Pitching plastics like shad bodies up onto the points works extremely well. Shad profile crank baits like Rapala Shad Raps and Salmo Hornets are also popular. Often, anglers catch smallmouth bass up on the tops of the rock piles and points while walleyes can be found just slightly deeper. Wind, however, can disrupt this pattern. If possible, avoid strong winds as wind typically clouds up the water, reducing visibility. Often, when the waves pound into a shoreline, creating a mud line, the walleyes move in and the bass move out.
Lake Audubon -- North Dakota
This 16,611-acre lake is actually a product of the Garrison Dam project on the Missouri River near the community of Garrison. Also regarded as a premier walleye fishery, Lake Audubon has quietly emerged as one of the region's top smallmouth bass fisheries as well wit
h huge numbers of 14- to 18-inch fish, with some fish topping over 20 inches. Lake Audubon features a lot of structure.
Complex reefs and sunken islands, points, riprap and saddles. According to local Evinrude Pro, Dennis Jeffries of Garrison, North Dakota, (www.garrisonmotel.com) the northeastern section of the lake is a great area to focus on when fishing for bass. "There are a lot of islands in this area and the bass love the rip rap and rock that is around these islands. When the sun comes out, fish the shallow points and bars that come off of these islands ... most of the fish will be shallow, less than four feet."
According to Jeffries, suspending stick baits like Rapala Husky Jerks and Salmo Stings are really effective for these spring time bass. "Fish these baits slow with several pauses during each retrieve, if the stick baits don't catch fish, a simple slip bobber set up with a minnow or leech is absolutely deadly," states Jeffries.
McClusky Canal -- North Dakota
Also a product of the Garrison Dam on the Missouri River, the McClusky Canal feeds a series of lakes, all of which produce enormous smallmouth bass. These lakes include West Park Lake, New Johns Lake, East Park Lake and Holmes Lake. According to Bismarck angler, Mort Bank whom spends a great deal of time fishing these canal lakes, the population densities seem much higher on nearby Lake Audubon but the average size of the fish is usually larger on the canal lakes.
In a nutshell, don't expect huge numbers of smallmouth bass but watch out when you catch them because some of these fish can top out at over 5 pounds. Mort Bank attacks these lakes early in the season when most of the fish are shallow. "Any kind of rock or timber on the shoreline can hold bass, they will often school in areas so cover water until you bump into fish." According to Mort, suspending stick baits are tough to beat on this body of water. "The Rapala X Rap is a go to lure that has really worked well for me and plastic swim baits are also deadly."

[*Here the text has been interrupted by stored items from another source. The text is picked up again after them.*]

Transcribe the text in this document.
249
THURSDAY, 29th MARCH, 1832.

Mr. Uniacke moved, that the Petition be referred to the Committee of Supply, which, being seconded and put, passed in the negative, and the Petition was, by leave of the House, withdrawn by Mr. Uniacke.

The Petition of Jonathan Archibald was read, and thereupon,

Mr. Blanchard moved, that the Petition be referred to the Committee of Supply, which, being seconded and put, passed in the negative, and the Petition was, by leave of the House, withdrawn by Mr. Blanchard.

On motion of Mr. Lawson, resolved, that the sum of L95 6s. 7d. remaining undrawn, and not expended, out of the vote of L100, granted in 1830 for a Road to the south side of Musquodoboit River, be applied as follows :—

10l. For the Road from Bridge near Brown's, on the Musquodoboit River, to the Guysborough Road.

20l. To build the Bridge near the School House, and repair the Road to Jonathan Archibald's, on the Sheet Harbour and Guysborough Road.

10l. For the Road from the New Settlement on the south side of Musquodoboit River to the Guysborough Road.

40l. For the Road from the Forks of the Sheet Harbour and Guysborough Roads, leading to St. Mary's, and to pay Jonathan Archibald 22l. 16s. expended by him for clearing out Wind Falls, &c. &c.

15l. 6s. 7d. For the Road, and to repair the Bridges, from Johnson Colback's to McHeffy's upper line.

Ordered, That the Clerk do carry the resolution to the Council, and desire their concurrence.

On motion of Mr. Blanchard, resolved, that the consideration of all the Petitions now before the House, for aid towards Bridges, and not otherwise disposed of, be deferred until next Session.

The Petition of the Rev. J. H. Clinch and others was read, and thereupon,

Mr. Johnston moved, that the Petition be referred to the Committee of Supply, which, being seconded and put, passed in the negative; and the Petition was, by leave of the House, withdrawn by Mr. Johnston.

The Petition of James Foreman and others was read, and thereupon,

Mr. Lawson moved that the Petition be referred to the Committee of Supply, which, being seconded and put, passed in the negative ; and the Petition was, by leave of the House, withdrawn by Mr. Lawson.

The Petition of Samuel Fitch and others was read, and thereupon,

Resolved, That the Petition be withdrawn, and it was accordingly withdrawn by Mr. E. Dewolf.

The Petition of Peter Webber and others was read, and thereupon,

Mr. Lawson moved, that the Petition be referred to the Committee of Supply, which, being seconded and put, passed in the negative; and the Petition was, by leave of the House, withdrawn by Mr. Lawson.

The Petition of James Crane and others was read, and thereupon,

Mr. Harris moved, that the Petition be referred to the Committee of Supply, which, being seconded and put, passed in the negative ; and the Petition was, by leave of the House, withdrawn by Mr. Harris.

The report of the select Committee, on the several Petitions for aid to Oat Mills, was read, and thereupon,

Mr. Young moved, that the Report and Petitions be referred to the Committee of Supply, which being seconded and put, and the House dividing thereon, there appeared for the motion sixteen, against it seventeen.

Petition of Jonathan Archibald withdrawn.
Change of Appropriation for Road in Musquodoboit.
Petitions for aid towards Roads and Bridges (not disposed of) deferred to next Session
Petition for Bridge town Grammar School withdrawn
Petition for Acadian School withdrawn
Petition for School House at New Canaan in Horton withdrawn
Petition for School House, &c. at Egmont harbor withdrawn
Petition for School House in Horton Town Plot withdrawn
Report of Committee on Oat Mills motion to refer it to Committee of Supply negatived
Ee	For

Spiritwood Lake -- North Dakota
This small, wooded lake near Jamestown, North Dakota held the state record bass in North Dakota for several years (5 pounds, 15 ounces) and has a long reputation for producing big smallmouth bass. For much of the summer, this lake usually sees more recreational traffic than fishing pressure. In fact, this lake is one of the few lakes in North Dakota that has been developed with lake cabins. Anglers often find smallmouth bass tight to the shorelines early in the season, particularly along the south shore of the lake which is predominately rock. Rocky shorelines, weed beds, docks and fallen timber can all hold fish. Acre per acre, this might be one of North Dakota's best kept secrets for really nice bass, many measuring over 18 inches.